In 2011, there was no AHS-Metropolitan Sample. Instead, a supplemental sample of housing units was drawn for selected metropolitan areas. This supplemental sample was combined with the National Sample in these areas in order to produce metropolitan estimates using the National survey.
In 2013, survey design reverted back to the 2009 method, where a supplemental sample of housing units in Chicago, Detroit, New York, Northern New Jersey, and Philadelphia were combined with the existing National sample in these areas to produce metropolitan level estimates. In addition to these 5 areas, the 2013 supplemental sample also included 20 other metro areas, bringing the total number sampled to 25 metropolitan areas. These additional 20 metro areas were stand-alone Metropolitan surveys. In 2013, five rotating topical modules were included in the survey. To alleviate respondent burden, the AHS used a split-sample approach for four of the new modules. The entire sample was randomly split in half. The first half of the sample was asked questions from the Disaster Planning and Public Transportation topical modules. The second half was asked questions from the Neighborhood Observation and Collective Efficacy topical modules. Both the 2011 and 2013 samples included an oversample of assisted housing units drawn from HUD administrative records. For more on 2013 weighting, see Sample Selection and Size section below.

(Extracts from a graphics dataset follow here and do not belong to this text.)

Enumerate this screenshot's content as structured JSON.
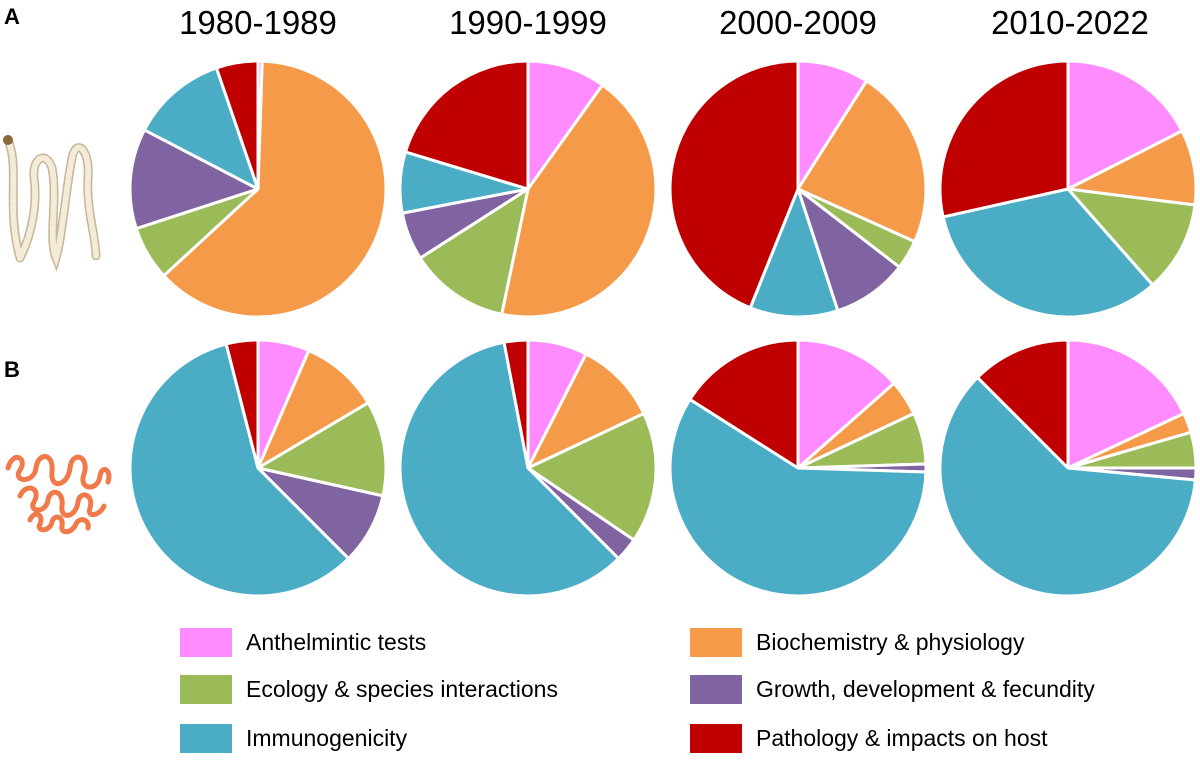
{
  "row_labels": [
    "A",
    "B"
  ],
  "chart_data": {
    "type": "pie",
    "columns": [
      "1980-1989",
      "1990-1999",
      "2000-2009",
      "2010-2022"
    ],
    "categories": [
      "Anthelmintic tests",
      "Biochemistry & physiology",
      "Ecology & species interactions",
      "Growth, development & fecundity",
      "Immunogenicity",
      "Pathology & impacts on host"
    ],
    "colors": [
      "#ff8cff",
      "#f59a48",
      "#9bbb59",
      "#8064a2",
      "#4bacc6",
      "#c00000"
    ],
    "legend_position": "bottom",
    "rows": [
      {
        "label": "A",
        "pies": [
          {
            "column": "1980-1989",
            "values": [
              0.5,
              59.5,
              6.5,
              12.0,
              11.5,
              5.0
            ]
          },
          {
            "column": "1990-1999",
            "values": [
              9.0,
              39.5,
              11.5,
              5.5,
              7.0,
              18.5
            ]
          },
          {
            "column": "2000-2009",
            "values": [
              8.5,
              21.5,
              3.5,
              9.0,
              10.5,
              41.5
            ]
          },
          {
            "column": "2010-2022",
            "values": [
              17.5,
              9.5,
              11.5,
              0.0,
              33.0,
              28.5
            ]
          }
        ]
      },
      {
        "label": "B",
        "pies": [
          {
            "column": "1980-1989",
            "values": [
              6.5,
              10.0,
              12.0,
              9.0,
              58.5,
              4.0
            ]
          },
          {
            "column": "1990-1999",
            "values": [
              7.5,
              10.5,
              16.5,
              3.0,
              59.5,
              3.0
            ]
          },
          {
            "column": "2000-2009",
            "values": [
              13.5,
              4.5,
              6.5,
              1.0,
              58.5,
              16.0
            ]
          },
          {
            "column": "2010-2022",
            "values": [
              18.0,
              2.5,
              4.5,
              1.5,
              61.0,
              12.5
            ]
          }
        ]
      }
    ]
  }
}
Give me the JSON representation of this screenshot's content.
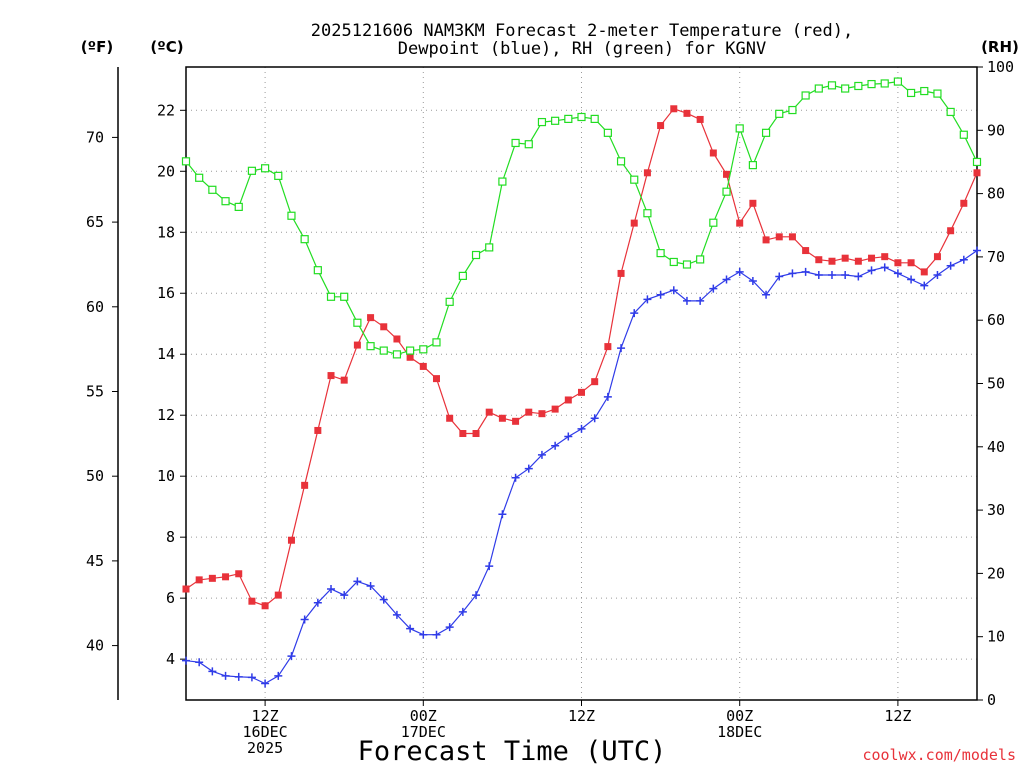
{
  "chart_data": {
    "type": "line",
    "title_line1": "2025121606 NAM3KM Forecast 2-meter Temperature (red),",
    "title_line2": "Dewpoint (blue), RH (green) for KGNV",
    "xlabel": "Forecast Time (UTC)",
    "credit": "coolwx.com/models",
    "left_axis_f_label": "(ºF)",
    "left_axis_c_label": "(ºC)",
    "right_axis_label": "(RH)",
    "ylim_c": [
      2.66,
      23.42
    ],
    "ylim_rh": [
      0,
      100
    ],
    "y_ticks_c": [
      "4",
      "6",
      "8",
      "10",
      "12",
      "14",
      "16",
      "18",
      "20",
      "22"
    ],
    "y_ticks_f": [
      "40",
      "45",
      "50",
      "55",
      "60",
      "65",
      "70"
    ],
    "y_ticks_rh": [
      "0",
      "10",
      "20",
      "30",
      "40",
      "50",
      "60",
      "70",
      "80",
      "90",
      "100"
    ],
    "x_forecast_hours": [
      0,
      60
    ],
    "x_ticks": [
      {
        "hour": 6,
        "lines": [
          "12Z",
          "16DEC",
          "2025"
        ]
      },
      {
        "hour": 18,
        "lines": [
          "00Z",
          "17DEC"
        ]
      },
      {
        "hour": 30,
        "lines": [
          "12Z"
        ]
      },
      {
        "hour": 42,
        "lines": [
          "00Z",
          "18DEC"
        ]
      },
      {
        "hour": 54,
        "lines": [
          "12Z"
        ]
      }
    ],
    "series": [
      {
        "name": "Temperature",
        "unit": "°C",
        "color": "#e8323a",
        "marker": "filled-square",
        "values": [
          6.3,
          6.6,
          6.65,
          6.7,
          6.8,
          5.9,
          5.75,
          6.1,
          7.9,
          9.7,
          11.5,
          13.3,
          13.15,
          14.3,
          15.2,
          14.9,
          14.5,
          13.9,
          13.6,
          13.2,
          11.9,
          11.4,
          11.4,
          12.1,
          11.9,
          11.8,
          12.1,
          12.05,
          12.2,
          12.5,
          12.75,
          13.1,
          14.25,
          16.65,
          18.3,
          19.95,
          21.5,
          22.05,
          21.9,
          21.7,
          20.6,
          19.9,
          18.3,
          18.95,
          17.75,
          17.85,
          17.85,
          17.4,
          17.1,
          17.05,
          17.15,
          17.05,
          17.15,
          17.2,
          17.0,
          17.0,
          16.7,
          17.2,
          18.05,
          18.95,
          19.95
        ]
      },
      {
        "name": "Dewpoint",
        "unit": "°C",
        "color": "#2f3be8",
        "marker": "plus",
        "values": [
          3.95,
          3.9,
          3.6,
          3.45,
          3.42,
          3.4,
          3.2,
          3.45,
          4.1,
          5.3,
          5.85,
          6.3,
          6.1,
          6.55,
          6.4,
          5.95,
          5.45,
          5.0,
          4.8,
          4.8,
          5.05,
          5.55,
          6.1,
          7.05,
          8.75,
          9.95,
          10.25,
          10.7,
          11.0,
          11.3,
          11.55,
          11.9,
          12.6,
          14.2,
          15.35,
          15.8,
          15.95,
          16.1,
          15.75,
          15.75,
          16.15,
          16.45,
          16.7,
          16.4,
          15.95,
          16.55,
          16.65,
          16.7,
          16.6,
          16.6,
          16.6,
          16.55,
          16.75,
          16.85,
          16.65,
          16.45,
          16.25,
          16.6,
          16.9,
          17.1,
          17.4
        ]
      },
      {
        "name": "RH",
        "unit": "%",
        "color": "#22dd22",
        "marker": "open-square",
        "values": [
          85.1,
          82.5,
          80.6,
          78.8,
          77.9,
          83.6,
          84.0,
          82.8,
          76.5,
          72.8,
          67.9,
          63.7,
          63.7,
          59.6,
          55.9,
          55.2,
          54.6,
          55.2,
          55.4,
          56.5,
          62.9,
          67.0,
          70.3,
          71.5,
          81.9,
          88.0,
          87.8,
          91.3,
          91.5,
          91.8,
          92.1,
          91.8,
          89.6,
          85.1,
          82.2,
          76.9,
          70.6,
          69.2,
          68.8,
          69.6,
          75.4,
          80.3,
          90.3,
          84.5,
          89.6,
          92.6,
          93.2,
          95.5,
          96.6,
          97.1,
          96.6,
          97.0,
          97.3,
          97.4,
          97.7,
          95.9,
          96.2,
          95.8,
          92.9,
          89.3,
          85.0
        ]
      }
    ]
  }
}
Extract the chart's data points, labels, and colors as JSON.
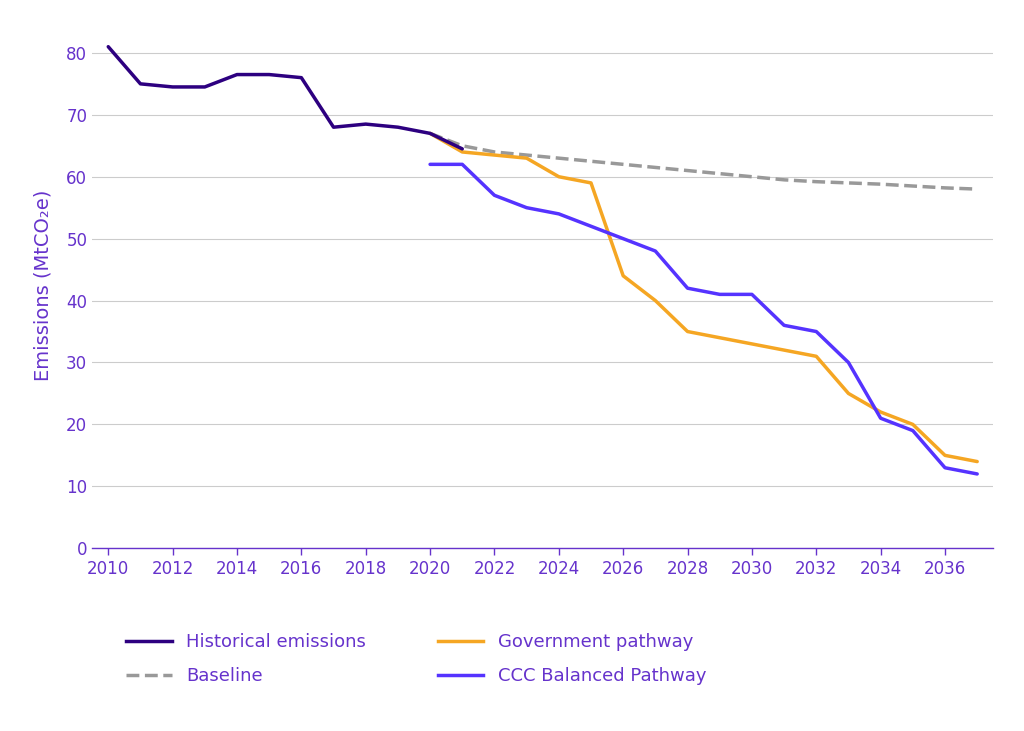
{
  "title": "",
  "ylabel": "Emissions (MtCO₂e)",
  "ylabel_color": "#6633cc",
  "background_color": "#ffffff",
  "xlim": [
    2009.5,
    2037.5
  ],
  "ylim": [
    0,
    85
  ],
  "yticks": [
    0,
    10,
    20,
    30,
    40,
    50,
    60,
    70,
    80
  ],
  "xticks": [
    2010,
    2012,
    2014,
    2016,
    2018,
    2020,
    2022,
    2024,
    2026,
    2028,
    2030,
    2032,
    2034,
    2036
  ],
  "tick_color": "#6633cc",
  "grid_color": "#cccccc",
  "historical": {
    "x": [
      2010,
      2011,
      2012,
      2013,
      2014,
      2015,
      2016,
      2017,
      2018,
      2019,
      2020,
      2021
    ],
    "y": [
      81,
      75,
      74.5,
      74.5,
      76.5,
      76.5,
      76,
      68,
      68.5,
      68,
      67,
      64.5
    ],
    "color": "#2d0080",
    "linewidth": 2.5,
    "label": "Historical emissions"
  },
  "baseline": {
    "x": [
      2020,
      2021,
      2022,
      2023,
      2024,
      2025,
      2026,
      2027,
      2028,
      2029,
      2030,
      2031,
      2032,
      2033,
      2034,
      2035,
      2036,
      2037
    ],
    "y": [
      67,
      65,
      64,
      63.5,
      63,
      62.5,
      62,
      61.5,
      61,
      60.5,
      60,
      59.5,
      59.2,
      59,
      58.8,
      58.5,
      58.2,
      58
    ],
    "color": "#999999",
    "linewidth": 2.5,
    "linestyle": "--",
    "label": "Baseline"
  },
  "government": {
    "x": [
      2020,
      2021,
      2022,
      2023,
      2024,
      2025,
      2026,
      2027,
      2028,
      2029,
      2030,
      2031,
      2032,
      2033,
      2034,
      2035,
      2036,
      2037
    ],
    "y": [
      67,
      64,
      63.5,
      63,
      60,
      59,
      44,
      40,
      35,
      34,
      33,
      32,
      31,
      25,
      22,
      20,
      15,
      14
    ],
    "color": "#f5a623",
    "linewidth": 2.5,
    "label": "Government pathway"
  },
  "ccc": {
    "x": [
      2020,
      2021,
      2022,
      2023,
      2024,
      2025,
      2026,
      2027,
      2028,
      2029,
      2030,
      2031,
      2032,
      2033,
      2034,
      2035,
      2036,
      2037
    ],
    "y": [
      62,
      62,
      57,
      55,
      54,
      52,
      50,
      48,
      42,
      41,
      41,
      36,
      35,
      30,
      21,
      19,
      13,
      12
    ],
    "color": "#5533ff",
    "linewidth": 2.5,
    "label": "CCC Balanced Pathway"
  },
  "legend": {
    "fontsize": 13,
    "text_color": "#6633cc",
    "items": [
      {
        "label": "Historical emissions",
        "color": "#2d0080",
        "linestyle": "-"
      },
      {
        "label": "Baseline",
        "color": "#999999",
        "linestyle": "--"
      },
      {
        "label": "Government pathway",
        "color": "#f5a623",
        "linestyle": "-"
      },
      {
        "label": "CCC Balanced Pathway",
        "color": "#5533ff",
        "linestyle": "-"
      }
    ]
  }
}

For an explanation of the nuances of geography concerning the 2011 American Housing Survey, see 2011 American Housing Survey Geography Overview [PDF - 617 KB].
Sample Selection and Size
Housing units participating in the AHS have been scientifically selected to represent a cross section of all housing in the nation. The same basic sample of housing units is interviewed every two years until a new sample is selected. The U.S. Census Bureau updates the sample by adding newly constructed housing units and units discovered through coverage improvement efforts.
Each housing unit in the AHS national sample is weighted and represents about 2,000 housing units in the United States. The weighting is designed to minimize sampling error and utilize independent estimates of occupied and vacant housing units. Information regarding the sample size and response rate can be found in National Report Appendix B. For metro survey methodology, see Metropolitan Report Appendix B. See Technical Documentation for Appendices.
Due to the pooling of the national sample and 5 metropolitan samples, the 2013 sample includes approximately 84,400 housing units. Unlike 2011, there is a separate metropolitan area sample in 2013 and the sample still includes additional subsidized housing units selected from a sample of HUD administrative records. As a result of the split-sample approach described in the Survey Design section above, three separate weights were developed for the 2013 AHS:
- One weight is applicable to all characteristics except those pertaining to the four split sample topical modules mentioned above,
- A second weight is applicable to the Disaster Planning and Public Transportation topical modules,
- A third weight is applicable to Neighborhood Observation and Collective Efficacy topical modules.
The data in this report are subject to error from sampling and other causes, such as incomplete data and wrong answers. Appendix D contains a complete description of the types of errors and provides formulas for constructing confidence intervals. See Technical Documentation for Appendices.